Tall, gaunt, black, loomed against the star-lit sky (the golden spangles of which were just paling at the approach of dawn), the huge movable tower, so much dreaded by the defenders. At each corner of the platform on which it stood, the wary English leader had planted a sentinel; for he knew to his cost the daring of the besieged, and fully expected a desperate sally that night to attack the fatal engine.
But no sally came; and the four guards, drowsy with cold and watching, were yawning and rubbing their numbed hands, and doing their best to keep awake, when a hoof-tramp was heard, and up rode a single horseman, wearing the red cross of England.
“Hold, and give the word!” cried the foremost sentry, on the alert in a moment, while his comrade drew up to him, all ready for action.
“St. George for Guienne!” replied the new-comer at once. “Ye keep good watch, lads; but methinks there is little need of it now.”
“Why so?” asked both at once, while the other two guards came round from the farther side of the tower to listen.
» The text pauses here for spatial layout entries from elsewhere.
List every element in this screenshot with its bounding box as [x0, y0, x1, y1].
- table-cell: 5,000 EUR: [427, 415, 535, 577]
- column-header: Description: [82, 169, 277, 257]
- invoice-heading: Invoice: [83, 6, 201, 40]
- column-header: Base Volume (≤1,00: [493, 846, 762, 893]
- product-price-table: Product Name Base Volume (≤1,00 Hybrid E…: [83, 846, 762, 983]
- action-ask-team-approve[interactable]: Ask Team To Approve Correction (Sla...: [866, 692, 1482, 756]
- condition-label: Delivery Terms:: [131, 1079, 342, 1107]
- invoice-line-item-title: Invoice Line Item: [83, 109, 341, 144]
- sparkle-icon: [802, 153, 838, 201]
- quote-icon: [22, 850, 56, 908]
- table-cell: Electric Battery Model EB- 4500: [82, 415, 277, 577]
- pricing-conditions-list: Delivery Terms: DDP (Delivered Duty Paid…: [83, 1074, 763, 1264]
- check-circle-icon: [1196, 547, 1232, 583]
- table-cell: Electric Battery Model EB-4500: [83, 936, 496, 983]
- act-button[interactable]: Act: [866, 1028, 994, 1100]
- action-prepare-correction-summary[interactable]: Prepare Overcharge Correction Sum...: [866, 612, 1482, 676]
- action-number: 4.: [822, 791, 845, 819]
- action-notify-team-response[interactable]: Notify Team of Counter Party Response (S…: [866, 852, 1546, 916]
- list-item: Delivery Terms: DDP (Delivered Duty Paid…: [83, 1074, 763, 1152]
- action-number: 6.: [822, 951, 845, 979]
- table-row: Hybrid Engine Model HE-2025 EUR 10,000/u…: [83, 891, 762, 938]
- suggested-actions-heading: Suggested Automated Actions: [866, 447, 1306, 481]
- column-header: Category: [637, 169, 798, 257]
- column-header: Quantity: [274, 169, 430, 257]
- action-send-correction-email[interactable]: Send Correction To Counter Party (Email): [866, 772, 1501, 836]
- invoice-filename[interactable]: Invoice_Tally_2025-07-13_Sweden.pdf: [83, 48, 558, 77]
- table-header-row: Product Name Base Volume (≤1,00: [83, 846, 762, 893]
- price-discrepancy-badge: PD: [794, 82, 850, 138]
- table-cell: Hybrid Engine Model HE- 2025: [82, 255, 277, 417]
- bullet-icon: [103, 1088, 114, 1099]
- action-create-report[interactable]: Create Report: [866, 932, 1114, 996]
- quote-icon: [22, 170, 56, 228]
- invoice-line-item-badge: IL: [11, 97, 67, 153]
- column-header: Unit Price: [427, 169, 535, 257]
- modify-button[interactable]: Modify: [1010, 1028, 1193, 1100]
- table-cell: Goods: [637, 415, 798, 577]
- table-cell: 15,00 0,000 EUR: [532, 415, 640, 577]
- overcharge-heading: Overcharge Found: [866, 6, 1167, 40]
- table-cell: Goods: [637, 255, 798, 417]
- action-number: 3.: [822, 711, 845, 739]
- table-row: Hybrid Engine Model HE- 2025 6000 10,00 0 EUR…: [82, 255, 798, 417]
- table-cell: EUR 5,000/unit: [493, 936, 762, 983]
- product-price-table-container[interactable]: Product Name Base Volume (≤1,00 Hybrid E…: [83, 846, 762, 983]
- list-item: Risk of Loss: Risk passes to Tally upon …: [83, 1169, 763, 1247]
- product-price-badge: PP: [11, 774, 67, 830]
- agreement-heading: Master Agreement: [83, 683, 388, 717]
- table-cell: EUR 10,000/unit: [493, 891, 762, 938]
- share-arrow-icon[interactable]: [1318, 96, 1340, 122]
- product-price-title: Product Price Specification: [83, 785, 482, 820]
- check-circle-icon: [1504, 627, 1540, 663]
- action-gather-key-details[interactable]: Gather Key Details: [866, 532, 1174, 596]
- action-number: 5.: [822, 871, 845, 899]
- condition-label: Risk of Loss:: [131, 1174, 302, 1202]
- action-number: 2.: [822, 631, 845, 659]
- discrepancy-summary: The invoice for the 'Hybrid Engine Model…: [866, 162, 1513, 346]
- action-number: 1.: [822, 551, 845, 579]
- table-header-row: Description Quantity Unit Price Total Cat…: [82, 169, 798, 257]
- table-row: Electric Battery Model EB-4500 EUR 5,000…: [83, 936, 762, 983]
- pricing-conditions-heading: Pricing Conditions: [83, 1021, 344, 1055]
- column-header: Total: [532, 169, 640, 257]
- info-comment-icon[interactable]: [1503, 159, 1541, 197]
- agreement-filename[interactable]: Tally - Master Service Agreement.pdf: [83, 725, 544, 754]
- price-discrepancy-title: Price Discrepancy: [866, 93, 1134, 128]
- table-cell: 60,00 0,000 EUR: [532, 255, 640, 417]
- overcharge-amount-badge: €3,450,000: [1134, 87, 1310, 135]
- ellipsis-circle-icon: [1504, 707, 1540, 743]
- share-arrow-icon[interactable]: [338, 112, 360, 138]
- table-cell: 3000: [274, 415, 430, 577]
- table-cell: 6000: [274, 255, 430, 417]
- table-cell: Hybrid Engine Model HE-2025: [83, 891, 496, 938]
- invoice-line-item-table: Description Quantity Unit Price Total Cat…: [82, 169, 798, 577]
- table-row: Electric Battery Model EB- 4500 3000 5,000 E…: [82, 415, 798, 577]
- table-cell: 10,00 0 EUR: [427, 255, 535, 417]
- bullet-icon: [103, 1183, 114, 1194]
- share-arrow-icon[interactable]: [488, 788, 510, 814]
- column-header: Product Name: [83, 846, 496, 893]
“Marry, the only foe within reach is already overthrown. Ye know we went forth on a foray yester-morn; and our hap was to light on a whole troop of these dainty Frenchmen, riding in hot haste toward the town, and every man with a bag of meal slung to his saddle, thinking belike to catch us napping, and get through to the hungry town with their baker’s ware!”
The listening Englishmen gave an angry growl.
“But they reckoned without their host, for we fell upon them in right English fashion, and when we got among these meal-carriers, St. George! but we baked them a cake that they little relished! None escaped save the few we spared for ransom; and I have here two good war-steeds sent by our captain as a gift to stout Sir Nicholas, whom Heaven long preserve to command us!”
The narrator spoke loudly and rapidly, almost as if trying to drown some tell-tale sound; and so he was, though it would have needed a very quick ear to catch, amid the timbers that supported the formidable tower, a faint scraping, like the working of a well-oiled saw!
But even had they heard it, the English would hardly have heeded it, so taken up were they with the news of the supposed victory, and the noble horses that were its trophies, around which they pressed with a true English interest in a horse.
“They be goodly beasts, in truth,” said one; “but I trow we have many a better nag in merry Yorkshire.”
“Nay, there thou speak’st without warrant, Hal,” cried a second. “See this black, what bone and sinew he hath! and what breadth too! Marry, he might bear Guy of Warwick, or Bevis of Hampton, armed at all points!”
Just then a faint clink, as of metal, was heard from the engine; and the strange horseman started slightly, and shot a nervous glance at it, unseen by the rest.
“Hark! what sound was that?” cried an archer.
“A screw started in the framework, belike,” said another. “It will make more noise ere long, when set against yon walls.”
All laughed hoarsely at the grim jest; but the laughers little dreamed what was going on within a few feet of where they stood!